2 Mart 2016 Çarşamba

CEMRELİ BİR FIKRA

Bir gazeteye torpilli bir genç alınmış. Genç, torpilli olduğu için pek çalışmadığı gibi kimseyi takmıyor, gazetede çalışan herkese saygısızlık ediyormuş. Bu saygısızı bir türlü kovamayan yazı işleri müdürü onu yanına çağırtmış:
            “Gölbaşı yöresine cemre düştüğü söyleniyor. Git şunun resmini çek de gel. Başaramazsan sakın geri gelme!” demiş.
             Şımarık genç gitmiş, gidiş o gidiş! Kendisinden haber alınamamış.
            Birkaç gün sonra jandarma karakolundan bir telefon gelmiş:
            “Sizin bir muhabiriniz buradaki tarlaları, bahçeleri dolaşıp düşen cemrenin resmini çekeceğim diye tutturuyor.

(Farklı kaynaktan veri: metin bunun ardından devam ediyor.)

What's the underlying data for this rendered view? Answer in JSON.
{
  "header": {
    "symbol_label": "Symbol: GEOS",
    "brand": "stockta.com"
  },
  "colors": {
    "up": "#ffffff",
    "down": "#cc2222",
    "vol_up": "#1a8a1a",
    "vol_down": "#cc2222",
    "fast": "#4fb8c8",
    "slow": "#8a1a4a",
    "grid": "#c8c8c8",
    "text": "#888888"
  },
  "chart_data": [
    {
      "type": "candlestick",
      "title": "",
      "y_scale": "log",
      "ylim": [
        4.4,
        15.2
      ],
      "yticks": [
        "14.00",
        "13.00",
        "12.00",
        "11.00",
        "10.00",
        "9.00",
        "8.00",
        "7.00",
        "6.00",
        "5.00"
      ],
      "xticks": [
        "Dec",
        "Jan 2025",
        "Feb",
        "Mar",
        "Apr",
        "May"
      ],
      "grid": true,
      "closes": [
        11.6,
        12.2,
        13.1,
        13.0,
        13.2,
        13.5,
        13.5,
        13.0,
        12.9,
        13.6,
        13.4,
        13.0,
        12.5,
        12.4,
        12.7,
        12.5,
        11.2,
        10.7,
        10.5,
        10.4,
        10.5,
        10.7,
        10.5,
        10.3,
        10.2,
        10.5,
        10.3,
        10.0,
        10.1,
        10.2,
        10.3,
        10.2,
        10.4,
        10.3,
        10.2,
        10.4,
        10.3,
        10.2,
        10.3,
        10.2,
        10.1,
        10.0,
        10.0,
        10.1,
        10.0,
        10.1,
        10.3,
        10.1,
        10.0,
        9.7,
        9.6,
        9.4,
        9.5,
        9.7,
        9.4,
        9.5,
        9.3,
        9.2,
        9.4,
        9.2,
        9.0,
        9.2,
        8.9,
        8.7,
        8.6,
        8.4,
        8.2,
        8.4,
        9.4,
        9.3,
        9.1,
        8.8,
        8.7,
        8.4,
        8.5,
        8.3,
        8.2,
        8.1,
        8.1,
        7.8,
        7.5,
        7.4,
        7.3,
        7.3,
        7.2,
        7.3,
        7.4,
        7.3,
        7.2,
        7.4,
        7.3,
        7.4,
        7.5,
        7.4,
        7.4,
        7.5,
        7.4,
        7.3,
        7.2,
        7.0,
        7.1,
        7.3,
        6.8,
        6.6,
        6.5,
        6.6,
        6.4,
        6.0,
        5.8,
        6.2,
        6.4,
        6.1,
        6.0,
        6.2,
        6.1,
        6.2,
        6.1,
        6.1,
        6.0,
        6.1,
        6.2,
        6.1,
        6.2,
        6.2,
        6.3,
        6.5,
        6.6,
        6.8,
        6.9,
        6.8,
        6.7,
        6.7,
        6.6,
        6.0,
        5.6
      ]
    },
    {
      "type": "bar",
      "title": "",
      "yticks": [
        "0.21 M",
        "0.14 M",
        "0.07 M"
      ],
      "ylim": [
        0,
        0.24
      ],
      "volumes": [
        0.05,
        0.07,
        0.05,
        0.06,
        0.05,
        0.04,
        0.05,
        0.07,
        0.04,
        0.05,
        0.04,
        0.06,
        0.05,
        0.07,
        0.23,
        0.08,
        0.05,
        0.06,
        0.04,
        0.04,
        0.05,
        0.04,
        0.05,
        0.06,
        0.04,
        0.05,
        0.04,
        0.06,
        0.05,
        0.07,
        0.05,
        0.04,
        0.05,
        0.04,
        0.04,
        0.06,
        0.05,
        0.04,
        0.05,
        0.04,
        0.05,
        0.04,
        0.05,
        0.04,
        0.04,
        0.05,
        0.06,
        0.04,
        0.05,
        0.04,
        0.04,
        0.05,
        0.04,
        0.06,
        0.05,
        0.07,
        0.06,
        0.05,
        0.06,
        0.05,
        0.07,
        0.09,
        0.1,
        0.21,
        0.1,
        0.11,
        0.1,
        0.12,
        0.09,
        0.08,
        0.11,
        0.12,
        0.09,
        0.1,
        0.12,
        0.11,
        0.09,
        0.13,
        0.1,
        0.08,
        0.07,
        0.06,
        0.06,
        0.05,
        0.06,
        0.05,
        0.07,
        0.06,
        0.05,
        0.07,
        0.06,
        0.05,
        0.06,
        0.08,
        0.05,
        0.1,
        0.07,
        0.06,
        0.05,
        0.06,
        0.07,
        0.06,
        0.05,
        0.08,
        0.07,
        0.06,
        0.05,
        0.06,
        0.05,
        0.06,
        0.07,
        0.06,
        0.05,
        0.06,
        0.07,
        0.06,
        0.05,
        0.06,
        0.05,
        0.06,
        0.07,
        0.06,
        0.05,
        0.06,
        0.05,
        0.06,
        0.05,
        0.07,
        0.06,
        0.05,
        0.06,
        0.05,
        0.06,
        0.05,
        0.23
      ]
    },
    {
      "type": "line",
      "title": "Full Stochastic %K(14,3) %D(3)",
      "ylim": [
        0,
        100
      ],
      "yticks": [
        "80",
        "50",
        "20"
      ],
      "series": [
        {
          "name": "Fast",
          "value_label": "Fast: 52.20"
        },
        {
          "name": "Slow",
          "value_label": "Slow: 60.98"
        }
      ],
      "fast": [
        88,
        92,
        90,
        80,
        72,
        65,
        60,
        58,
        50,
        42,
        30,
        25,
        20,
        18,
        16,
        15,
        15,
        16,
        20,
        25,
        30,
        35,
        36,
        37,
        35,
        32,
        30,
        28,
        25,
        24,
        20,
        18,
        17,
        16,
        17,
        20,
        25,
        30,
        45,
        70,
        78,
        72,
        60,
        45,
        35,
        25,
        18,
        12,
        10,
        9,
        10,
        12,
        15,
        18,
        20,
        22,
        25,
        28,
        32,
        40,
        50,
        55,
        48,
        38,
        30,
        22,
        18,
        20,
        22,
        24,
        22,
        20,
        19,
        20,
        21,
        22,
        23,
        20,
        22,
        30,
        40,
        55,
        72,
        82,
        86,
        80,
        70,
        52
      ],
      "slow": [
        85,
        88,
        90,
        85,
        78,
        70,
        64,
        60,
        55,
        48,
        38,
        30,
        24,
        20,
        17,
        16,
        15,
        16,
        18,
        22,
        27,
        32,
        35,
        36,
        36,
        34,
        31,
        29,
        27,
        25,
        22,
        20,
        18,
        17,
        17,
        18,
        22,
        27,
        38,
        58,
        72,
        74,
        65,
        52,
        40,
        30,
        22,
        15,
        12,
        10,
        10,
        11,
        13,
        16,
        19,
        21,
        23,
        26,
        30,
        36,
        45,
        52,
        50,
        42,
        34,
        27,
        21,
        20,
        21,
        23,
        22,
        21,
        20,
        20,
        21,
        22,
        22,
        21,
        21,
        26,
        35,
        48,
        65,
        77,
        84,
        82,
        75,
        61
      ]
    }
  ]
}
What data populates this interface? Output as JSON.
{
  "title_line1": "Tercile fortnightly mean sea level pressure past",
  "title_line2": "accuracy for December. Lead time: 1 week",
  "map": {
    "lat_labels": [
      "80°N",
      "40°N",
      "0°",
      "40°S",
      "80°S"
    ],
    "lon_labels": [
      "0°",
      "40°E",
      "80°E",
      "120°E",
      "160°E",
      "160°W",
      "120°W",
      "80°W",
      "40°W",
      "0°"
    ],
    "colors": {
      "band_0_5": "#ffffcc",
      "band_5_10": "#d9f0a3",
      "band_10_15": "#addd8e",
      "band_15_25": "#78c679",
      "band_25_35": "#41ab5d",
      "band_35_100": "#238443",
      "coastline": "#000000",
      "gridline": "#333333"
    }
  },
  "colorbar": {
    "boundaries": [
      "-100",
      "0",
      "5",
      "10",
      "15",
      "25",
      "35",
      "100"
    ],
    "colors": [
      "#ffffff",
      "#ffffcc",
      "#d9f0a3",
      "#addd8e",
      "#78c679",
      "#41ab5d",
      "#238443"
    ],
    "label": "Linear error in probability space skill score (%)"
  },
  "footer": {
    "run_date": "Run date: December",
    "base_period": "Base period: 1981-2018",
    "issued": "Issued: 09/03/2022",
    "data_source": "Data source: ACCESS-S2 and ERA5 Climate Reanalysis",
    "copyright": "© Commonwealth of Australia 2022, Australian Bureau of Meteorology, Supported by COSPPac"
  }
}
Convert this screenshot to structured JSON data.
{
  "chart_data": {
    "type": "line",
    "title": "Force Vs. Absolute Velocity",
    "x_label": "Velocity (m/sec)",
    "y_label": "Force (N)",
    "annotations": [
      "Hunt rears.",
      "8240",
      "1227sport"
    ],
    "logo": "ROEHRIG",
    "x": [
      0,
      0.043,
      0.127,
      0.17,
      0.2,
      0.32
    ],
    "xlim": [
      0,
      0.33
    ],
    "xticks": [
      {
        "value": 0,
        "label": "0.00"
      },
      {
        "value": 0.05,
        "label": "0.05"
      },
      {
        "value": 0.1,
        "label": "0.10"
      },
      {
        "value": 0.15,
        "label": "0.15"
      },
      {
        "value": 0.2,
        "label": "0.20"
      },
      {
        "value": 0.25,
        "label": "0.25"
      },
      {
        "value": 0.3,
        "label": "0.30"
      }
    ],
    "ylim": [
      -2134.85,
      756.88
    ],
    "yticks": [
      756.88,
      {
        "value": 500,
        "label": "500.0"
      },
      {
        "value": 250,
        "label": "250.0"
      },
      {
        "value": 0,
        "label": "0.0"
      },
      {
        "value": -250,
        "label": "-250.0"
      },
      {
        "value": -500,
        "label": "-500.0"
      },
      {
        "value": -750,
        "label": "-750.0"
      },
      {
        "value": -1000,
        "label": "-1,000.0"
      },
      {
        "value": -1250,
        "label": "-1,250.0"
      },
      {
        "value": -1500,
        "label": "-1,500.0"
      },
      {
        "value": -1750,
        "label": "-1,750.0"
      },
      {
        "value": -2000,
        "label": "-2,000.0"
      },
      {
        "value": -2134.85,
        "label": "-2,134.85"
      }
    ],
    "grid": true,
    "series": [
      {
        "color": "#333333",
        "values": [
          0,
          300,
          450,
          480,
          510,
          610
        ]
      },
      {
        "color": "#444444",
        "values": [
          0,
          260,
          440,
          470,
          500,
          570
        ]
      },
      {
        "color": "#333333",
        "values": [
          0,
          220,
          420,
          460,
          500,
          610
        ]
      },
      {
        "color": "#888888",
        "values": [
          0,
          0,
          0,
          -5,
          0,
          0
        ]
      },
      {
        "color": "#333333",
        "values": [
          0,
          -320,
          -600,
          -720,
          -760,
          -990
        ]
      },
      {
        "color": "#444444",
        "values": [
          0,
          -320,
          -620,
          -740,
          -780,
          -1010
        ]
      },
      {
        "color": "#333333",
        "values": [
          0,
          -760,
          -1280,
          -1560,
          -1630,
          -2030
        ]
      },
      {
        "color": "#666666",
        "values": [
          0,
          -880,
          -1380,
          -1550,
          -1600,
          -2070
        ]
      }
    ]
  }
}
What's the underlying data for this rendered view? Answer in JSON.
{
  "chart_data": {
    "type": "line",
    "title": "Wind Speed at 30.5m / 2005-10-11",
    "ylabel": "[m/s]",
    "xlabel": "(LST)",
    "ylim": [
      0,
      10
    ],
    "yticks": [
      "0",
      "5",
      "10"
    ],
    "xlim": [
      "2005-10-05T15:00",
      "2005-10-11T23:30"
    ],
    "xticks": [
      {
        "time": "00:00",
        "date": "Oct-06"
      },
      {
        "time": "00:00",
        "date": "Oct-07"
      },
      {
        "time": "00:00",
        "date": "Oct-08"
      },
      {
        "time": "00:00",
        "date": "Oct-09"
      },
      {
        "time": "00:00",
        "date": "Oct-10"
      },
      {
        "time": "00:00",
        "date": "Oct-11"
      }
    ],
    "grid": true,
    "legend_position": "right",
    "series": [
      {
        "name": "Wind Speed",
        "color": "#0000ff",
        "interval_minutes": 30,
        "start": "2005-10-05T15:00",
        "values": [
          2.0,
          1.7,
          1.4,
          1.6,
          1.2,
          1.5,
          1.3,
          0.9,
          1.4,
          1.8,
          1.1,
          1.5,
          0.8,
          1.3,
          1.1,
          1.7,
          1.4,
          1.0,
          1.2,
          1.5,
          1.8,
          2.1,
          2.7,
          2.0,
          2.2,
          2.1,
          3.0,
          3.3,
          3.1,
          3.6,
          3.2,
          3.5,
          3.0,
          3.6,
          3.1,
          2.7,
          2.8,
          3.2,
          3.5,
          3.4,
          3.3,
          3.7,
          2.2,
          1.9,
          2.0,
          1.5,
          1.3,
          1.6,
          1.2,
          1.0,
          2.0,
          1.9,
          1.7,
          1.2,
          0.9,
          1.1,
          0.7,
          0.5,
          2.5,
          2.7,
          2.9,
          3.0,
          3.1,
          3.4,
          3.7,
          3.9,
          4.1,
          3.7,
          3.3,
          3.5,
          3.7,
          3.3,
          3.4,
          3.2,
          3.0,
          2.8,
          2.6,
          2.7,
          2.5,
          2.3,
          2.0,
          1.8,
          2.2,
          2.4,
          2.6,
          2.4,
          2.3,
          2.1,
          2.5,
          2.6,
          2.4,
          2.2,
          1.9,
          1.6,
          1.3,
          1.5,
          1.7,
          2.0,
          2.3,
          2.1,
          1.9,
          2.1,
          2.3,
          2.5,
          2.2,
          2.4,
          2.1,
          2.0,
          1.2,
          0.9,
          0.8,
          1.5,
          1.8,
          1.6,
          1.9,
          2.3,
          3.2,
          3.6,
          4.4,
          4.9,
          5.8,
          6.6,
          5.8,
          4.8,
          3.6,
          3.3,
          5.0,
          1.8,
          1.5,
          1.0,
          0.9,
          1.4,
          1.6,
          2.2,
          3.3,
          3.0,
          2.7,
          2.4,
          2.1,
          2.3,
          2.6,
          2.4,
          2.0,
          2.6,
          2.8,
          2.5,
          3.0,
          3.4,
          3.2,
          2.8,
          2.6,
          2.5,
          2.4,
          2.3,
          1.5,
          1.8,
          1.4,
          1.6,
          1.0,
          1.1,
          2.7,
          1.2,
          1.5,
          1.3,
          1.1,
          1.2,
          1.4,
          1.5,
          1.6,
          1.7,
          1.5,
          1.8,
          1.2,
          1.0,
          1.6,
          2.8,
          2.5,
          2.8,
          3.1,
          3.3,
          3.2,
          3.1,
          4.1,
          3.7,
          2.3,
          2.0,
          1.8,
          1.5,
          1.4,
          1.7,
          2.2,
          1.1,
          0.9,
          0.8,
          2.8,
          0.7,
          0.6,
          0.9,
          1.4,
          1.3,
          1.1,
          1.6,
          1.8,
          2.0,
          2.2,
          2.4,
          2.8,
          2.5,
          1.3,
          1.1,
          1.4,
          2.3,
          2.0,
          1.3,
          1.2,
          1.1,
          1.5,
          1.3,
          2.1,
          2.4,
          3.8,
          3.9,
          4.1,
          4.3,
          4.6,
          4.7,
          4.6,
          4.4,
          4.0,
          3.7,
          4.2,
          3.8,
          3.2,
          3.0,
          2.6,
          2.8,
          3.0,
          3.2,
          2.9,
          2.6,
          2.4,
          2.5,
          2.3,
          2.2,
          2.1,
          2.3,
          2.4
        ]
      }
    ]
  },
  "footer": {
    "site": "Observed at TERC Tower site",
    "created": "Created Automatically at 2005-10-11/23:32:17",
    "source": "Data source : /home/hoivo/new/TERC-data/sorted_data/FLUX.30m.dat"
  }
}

Deli midir nedir? Şuna bir şey söyleyin” diyormuş komutan.
            Müdür doğaya düşen sıcaklığın resminin olamayacağını bildiği için karakol komutanına gerçeği açıklamak istemiş, tam, “Biz onunla dalga geçtik. Bilgisini ölçmek istedik” diyecekmiş ki, karakol komutanı sözlerini sürdürmüş:

            “Beyefendi bu ne biçim iştir, cemre düşecek de bizim haberimiz olmayacak mı yani? Eğer öyle bir şey olsaydı nöbetçiler görür, bana bildirirlerdi!”